Does the Minister accept that, despite what he says, there is a major shortage of affordable housing for rent and a number of housing problems? Will he tell his Treasury colleagues that now is the time to allow local authorities to use their capital receipts to build houses to rent, which would help to solve some of the housing problems, help the industry and also help to start the economy?
I am sure that the hon. Gentleman understands that if one were to allow local authorities to spend their own capital receipts, that would directly reduce the amount of money that my Department could lend to other authorities—[HON. MEMBERS: "Why?"] Otherwise, the net total of public expenditure would increase. If the hon. Gentleman wants to make an argument for increasing public expenditure on housing, he can do so. But simply allowing local authorities to spend their own capital receipts would reduce the funds available to local authorities on the basis of need. We can make much better progress with the resources that we have. There are 80,000 empty local authority homes; 100,000 flats over shops that we are progressively bringing back into use; and we have fresh initiatives to bring back into use 600,000 empty properties in the private sector. As the Audit Commission recently said, we can do far more to help to meet people's housing needs by making better use of the available resources.
Does my hon. Friend agree that it is not just a matter of financial resources? Many local authorities squirrel away large areas of land and wait for money to become available. They will not put them to auction and will not allow anyone else to build low-cost housing for rent. In addition, some local authorities firmly resist allowing the private sector or housing associations entry into the rented market. What can we do to make them release land?

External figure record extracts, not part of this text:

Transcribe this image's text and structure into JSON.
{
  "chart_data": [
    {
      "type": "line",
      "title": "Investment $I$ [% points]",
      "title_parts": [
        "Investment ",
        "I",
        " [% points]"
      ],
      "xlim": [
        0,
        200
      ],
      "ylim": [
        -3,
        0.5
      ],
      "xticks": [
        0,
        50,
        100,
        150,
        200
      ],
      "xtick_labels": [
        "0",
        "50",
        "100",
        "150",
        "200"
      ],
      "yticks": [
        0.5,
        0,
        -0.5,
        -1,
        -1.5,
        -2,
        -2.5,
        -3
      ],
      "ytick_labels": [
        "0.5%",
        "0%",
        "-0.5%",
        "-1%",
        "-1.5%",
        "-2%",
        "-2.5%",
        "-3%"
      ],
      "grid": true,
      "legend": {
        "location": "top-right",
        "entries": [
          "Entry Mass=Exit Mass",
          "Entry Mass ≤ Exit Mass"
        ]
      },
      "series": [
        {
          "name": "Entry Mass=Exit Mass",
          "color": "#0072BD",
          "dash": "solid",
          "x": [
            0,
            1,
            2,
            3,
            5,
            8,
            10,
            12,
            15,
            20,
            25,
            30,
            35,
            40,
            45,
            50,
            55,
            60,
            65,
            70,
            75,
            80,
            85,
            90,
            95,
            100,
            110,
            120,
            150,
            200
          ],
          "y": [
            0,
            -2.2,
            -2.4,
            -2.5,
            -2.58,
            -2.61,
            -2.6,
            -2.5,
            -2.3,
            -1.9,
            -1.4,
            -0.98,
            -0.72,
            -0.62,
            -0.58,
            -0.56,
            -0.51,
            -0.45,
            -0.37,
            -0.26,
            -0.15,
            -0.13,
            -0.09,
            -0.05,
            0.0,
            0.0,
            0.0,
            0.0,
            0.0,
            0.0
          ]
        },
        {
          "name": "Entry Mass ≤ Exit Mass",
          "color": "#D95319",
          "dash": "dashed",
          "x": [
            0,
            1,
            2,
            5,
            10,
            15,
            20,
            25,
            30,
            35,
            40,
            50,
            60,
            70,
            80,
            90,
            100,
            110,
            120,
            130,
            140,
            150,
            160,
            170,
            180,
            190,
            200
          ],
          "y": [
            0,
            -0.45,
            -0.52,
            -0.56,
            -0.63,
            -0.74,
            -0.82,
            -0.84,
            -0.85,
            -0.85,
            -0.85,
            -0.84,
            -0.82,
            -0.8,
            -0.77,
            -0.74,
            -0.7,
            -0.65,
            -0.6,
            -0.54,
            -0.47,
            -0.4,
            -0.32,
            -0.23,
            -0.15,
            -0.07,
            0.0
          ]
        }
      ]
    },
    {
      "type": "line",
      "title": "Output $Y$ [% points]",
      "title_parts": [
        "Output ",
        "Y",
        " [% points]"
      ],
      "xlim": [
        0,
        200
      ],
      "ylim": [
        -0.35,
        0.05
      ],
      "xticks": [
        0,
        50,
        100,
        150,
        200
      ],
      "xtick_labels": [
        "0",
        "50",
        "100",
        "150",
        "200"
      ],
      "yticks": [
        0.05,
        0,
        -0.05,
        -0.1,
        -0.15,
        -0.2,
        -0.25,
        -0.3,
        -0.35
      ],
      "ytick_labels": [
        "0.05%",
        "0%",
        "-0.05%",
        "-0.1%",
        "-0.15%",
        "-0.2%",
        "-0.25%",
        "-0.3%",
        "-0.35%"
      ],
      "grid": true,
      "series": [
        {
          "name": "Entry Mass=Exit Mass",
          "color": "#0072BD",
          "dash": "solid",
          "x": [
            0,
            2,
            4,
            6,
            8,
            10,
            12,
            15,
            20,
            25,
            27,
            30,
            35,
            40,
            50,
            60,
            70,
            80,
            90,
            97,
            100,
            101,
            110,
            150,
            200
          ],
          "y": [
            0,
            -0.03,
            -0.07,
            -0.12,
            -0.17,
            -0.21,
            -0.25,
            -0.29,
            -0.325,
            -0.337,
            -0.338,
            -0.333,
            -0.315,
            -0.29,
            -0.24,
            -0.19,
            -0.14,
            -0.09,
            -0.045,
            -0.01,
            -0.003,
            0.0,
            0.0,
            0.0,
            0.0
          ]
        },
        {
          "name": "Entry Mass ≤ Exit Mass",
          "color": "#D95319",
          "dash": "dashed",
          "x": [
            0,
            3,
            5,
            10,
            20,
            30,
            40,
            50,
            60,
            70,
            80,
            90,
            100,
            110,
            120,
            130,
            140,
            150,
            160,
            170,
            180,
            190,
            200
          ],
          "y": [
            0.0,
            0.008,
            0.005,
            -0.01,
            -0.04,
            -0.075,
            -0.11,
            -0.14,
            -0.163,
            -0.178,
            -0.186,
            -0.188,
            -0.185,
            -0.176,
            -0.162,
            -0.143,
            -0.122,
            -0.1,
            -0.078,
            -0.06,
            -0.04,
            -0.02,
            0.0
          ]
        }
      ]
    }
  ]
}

My hon. Friend is right. If he looks at the Audit Commission report published recently, he will see that one recommendation is, indeed, that local authorities should make land available to housing associations. It is inexcusable that local authorities that own land zoned for residential accommodation should sit on it when housing associations can develop it and give the local authority the necessary nominations.
Will the Minister admit that the Government's rules on the use of capital receipts by local authorities are nonsense? Is he not aware of the thousands of young people who are homeless, many of whom sleep on the streets of our native cities? Is he not aware of the tens of thousands of young people who are living at home with their parents waiting for a home that does not exist? Is the message to them from his Government that the Government have no heart and offer them no hope?
I outlined in my initial reply the increased resources that are being made available to the Housing Corporation precisely to meet the needs that the hon. Gentleman has identified. If the Labour party wants us to return to the old regime of capital receipts, that would severely damage authorities in the inner cities that benefit from the new regime. Under the old regime, the receipts tended to accrue in areas that did not have the greatest housing need. Those areas with greatest need did not have the right-to-buy receipts. The advantage of the new regime is that it recycles those receipts on the basis of need. I should be astounded if the Labour party wanted to overturn that policy.
I understand my hon. Friend's point. Recently I met a delegation from the regional equity group and we listened to representations. Because of the increased resources available to the Housing Corporation, all regions are benefiting from an increased allocation.